Avant de partir nous avions de l’appréhension par rapport à ce qui allait nous arriver, nous partions vers l’inconnu avec des motos que nous ne connaissions pas, sans grande expérience, mais nous y partions avec détermination. Ce que nous avons appris c’est que le premier pas est le plus difficile, une fois en route et malgré tous les imprévus qui nous sont arrivés nous avons toujours été optimistes. Jamais nous n’avons pensé baisser les bras car à chaque fois des solutions ont pu être trouvées, des gens sont venus nous aider quand nous en avions besoin et nous avons véritablement été touchés par l’ouverture et la gentillesse tant des locaux que des voyageurs. Une fois en route, on ne se pose plus la question de savoir si on va y arriver, car c’est la seule option que nous avons. C’est dans ces moments-là que nous avons pu nous dépasser pour surmonter les obstacles qui se présentent.

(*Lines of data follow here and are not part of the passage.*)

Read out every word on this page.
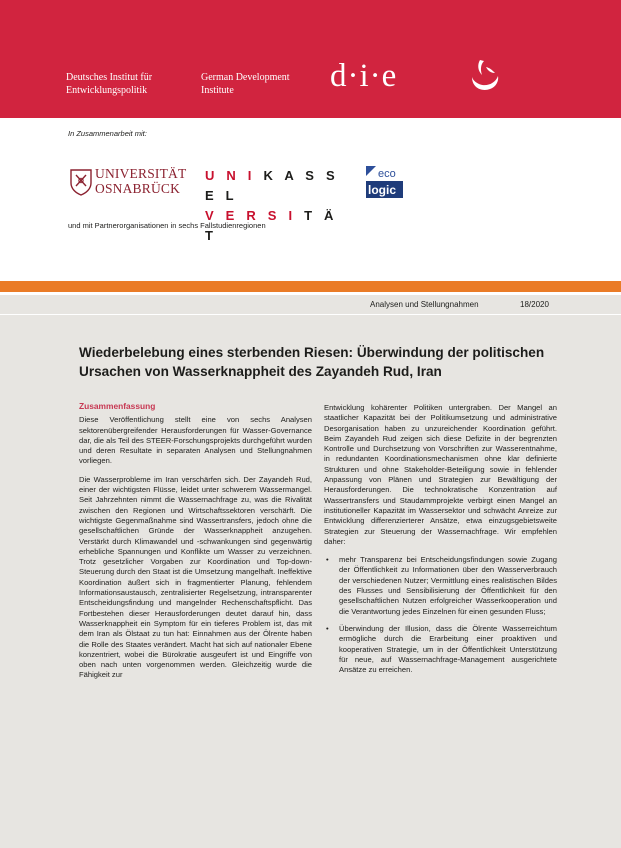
Deutsches Institut für
Entwicklungspolitik
German Development
Institute	d·i·e
In Zusammenarbeit mit:
UNIVERSITÄT
OSNABRÜCK
U N I K A S S E L
V E R S I T Ä T
eco
logic
und mit Partnerorganisationen in sechs Fallstudienregionen
Analysen und Stellungnahmen	18/2020
Wiederbelebung eines sterbenden Riesen: Überwindung der politischen Ursachen von Wasserknappheit des Zayandeh Rud, Iran
Zusammenfassung

Diese Veröffentlichung stellt eine von sechs Analysen sektorenübergreifender Herausforderungen für Wasser-Governance dar, die als Teil des STEER-Forschungsprojekts durchgeführt wurden und deren Resultate in separaten Analysen und Stellungnahmen vorliegen.

Die Wasserprobleme im Iran verschärfen sich. Der Zayandeh Rud, einer der wichtigsten Flüsse, leidet unter schwerem Wassermangel. Seit Jahrzehnten nimmt die Wassernachfrage zu, was die Rivalität zwischen den Regionen und Wirtschaftssektoren verschärft. Die wichtigste Gegenmaßnahme sind Wassertransfers, jedoch ohne die gesellschaftlichen Gründe der Wasserknappheit anzugehen. Verstärkt durch Klimawandel und -schwankungen sind gegenwärtig erhebliche Spannungen und Konflikte um Wasser zu verzeichnen. Trotz gesetzlicher Vorgaben zur Koordination und Top-down-Steuerung durch den Staat ist die Umsetzung mangelhaft. Ineffektive Koordination äußert sich in fragmentierter Planung, fehlendem Informationsaustausch, zentralisierter Regelsetzung, intransparenter Entscheidungsfindung und mangelnder Rechenschaftspflicht. Das Fortbestehen dieser Herausforderungen deutet darauf hin, dass Wasserknappheit ein Symptom für ein tieferes Problem ist, das mit dem Iran als Ölstaat zu tun hat: Einnahmen aus der Ölrente haben die Rolle des Staates verändert. Macht hat sich auf nationaler Ebene konzentriert, wobei die Bürokratie ausgeufert ist und Eingriffe von oben nach unten vorgenommen werden. Gleichzeitig wurde die Fähigkeit zur

Entwicklung kohärenter Politiken untergraben. Der Mangel an staatlicher Kapazität bei der Politikumsetzung und administrative Desorganisation haben zu unzureichender Koordination geführt. Beim Zayandeh Rud zeigen sich diese Defizite in der begrenzten Kontrolle und Durchsetzung von Vorschriften zur Wasserentnahme, in redundanten Koordinationsmechanismen ohne klar definierte Strukturen und ohne Stakeholder-Beteiligung sowie in fehlender Anpassung von Plänen und Strategien zur Bewältigung der Herausforderungen. Die technokratische Konzentration auf Wassertransfers und Staudammprojekte verbirgt einen Mangel an institutioneller Kapazität im Wassersektor und schwächt Anreize zur Entwicklung differenzierterer Ansätze, etwa einzugsgebietsweite Strategien zur Steuerung der Wassernachfrage. Wir empfehlen daher:

• mehr Transparenz bei Entscheidungsfindungen sowie Zugang der Öffentlichkeit zu Informationen über den Wasserverbrauch der verschiedenen Nutzer; Vermittlung eines realistischen Bildes des Flusses und Sensibilisierung der Öffentlichkeit für den gesellschaftlichen Nutzen erfolgreicher Wasserkooperation und die Verantwortung jedes Einzelnen für einen gesunden Fluss;
• Überwindung der Illusion, dass die Ölrente Wasserreichtum ermögliche durch die Erarbeitung einer proaktiven und kooperativen Strategie, um in der Öffentlichkeit Unterstützung für neue, auf Wassernachfrage-Management ausgerichtete Ansätze zu erreichen.
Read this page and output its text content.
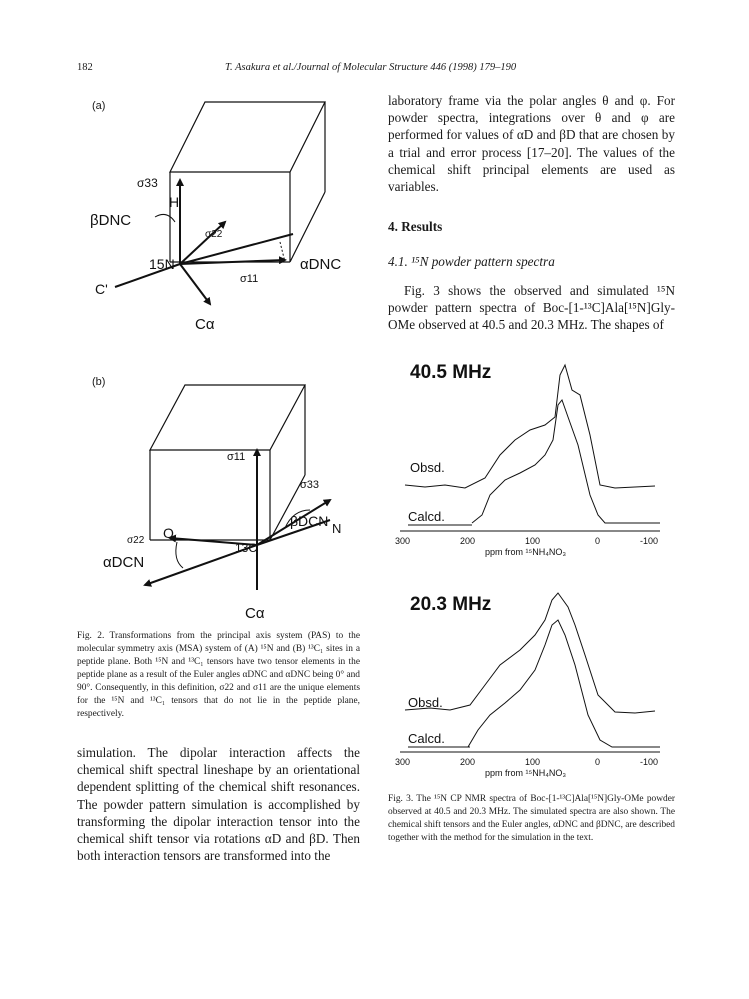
182	T. Asakura et al./Journal of Molecular Structure 446 (1998) 179–190
(a)
σ33
H
βDNC
σ22
15N	αDNC
σ11
C'
Cα
(b)
σ11
σ33
βDCN N
O
σ22
13C
αDCN
Cα
Fig. 2. Transformations from the principal axis system (PAS) to the molecular symmetry axis (MSA) system of (A) ¹⁵N and (B) ¹³C₁ sites in a peptide plane. Both ¹⁵N and ¹³C₁ tensors have two tensor elements in the peptide plane as a result of the Euler angles αDNC and αDNC being 0° and 90°. Consequently, in this definition, σ22 and σ11 are the unique elements for the ¹⁵N and ¹³C₁ tensors that do not lie in the peptide plane, respectively.

simulation. The dipolar interaction affects the chemical shift spectral lineshape by an orientational dependent splitting of the chemical shift resonances. The powder pattern simulation is accomplished by transforming the dipolar interaction tensor into the chemical shift tensor via rotations αD and βD. Then both interaction tensors are transformed into the

laboratory frame via the polar angles θ and φ. For powder spectra, integrations over θ and φ are performed for values of αD and βD that are chosen by a trial and error process [17–20]. The values of the chemical shift principal elements are used as variables.

4. Results
4.1. ¹⁵N powder pattern spectra

Fig. 3 shows the observed and simulated ¹⁵N powder pattern spectra of Boc-[1-¹³C]Ala[¹⁵N]Gly-OMe observed at 40.5 and 20.3 MHz. The shapes of

40.5 MHz
Obsd.
Calcd.
300	200	100	0	-100
ppm from ¹⁵NH₄NO₃
20.3 MHz
Obsd.
Calcd.
300	200	100	0	-100
ppm from ¹⁵NH₄NO₃
Fig. 3. The ¹⁵N CP NMR spectra of Boc-[1-¹³C]Ala[¹⁵N]Gly-OMe powder observed at 40.5 and 20.3 MHz. The simulated spectra are also shown. The chemical shift tensors and the Euler angles, αDNC and βDNC, are described together with the method for the simulation in the text.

Pour conclure, notre voyage à travers des endroits inconnus avec des motos au caractère bien trempé et à la fiabilité fort aléatoire, a été une véritable aventure qui nous a poussés au-delà de notre zone de confort. Ce voyage extraordinaire nous a appris à mieux nous connaitre l’un l’autre, mais surtout nous-même, lorsqu’il a fallu faire face à l’adversité. Nous avons à présent le sentiment de faire partie de ce cercle très ouvert de voyageurs qui, refusant les préjugés, sortent de leurs habitudes pour embrasser le monde dans son immensité. Nous sommes rentrés en Belgique avec des étoiles plein les yeux et l'envie d'entamer de nouveaux voyages vers des destinations différentes, sans jamais oublier cet esprit d'aventure. Nous gardons de merveilleux souvenirs du voyage, de l’immensité des paysages que nous avons traversés, de la beauté à couper le souffle des montagnes, du sourire béat que nous affichions lorsqu’en arrivant au sommet d’une passe d’altitude une nouvelle chaine de montagne se déployait majestueusement devant nous.
Nous avons vécu des milliers d’anecdotes, des centaines d’histoires et de nombreuses aventures. Si nous en gardons certaines pour nous, nous voulons partager le plus possible notre expérience afin que d’autres se lancent dans des aventures qui peuvent paraitre improbables au début, mais qui a force d’y croire se réaliseront.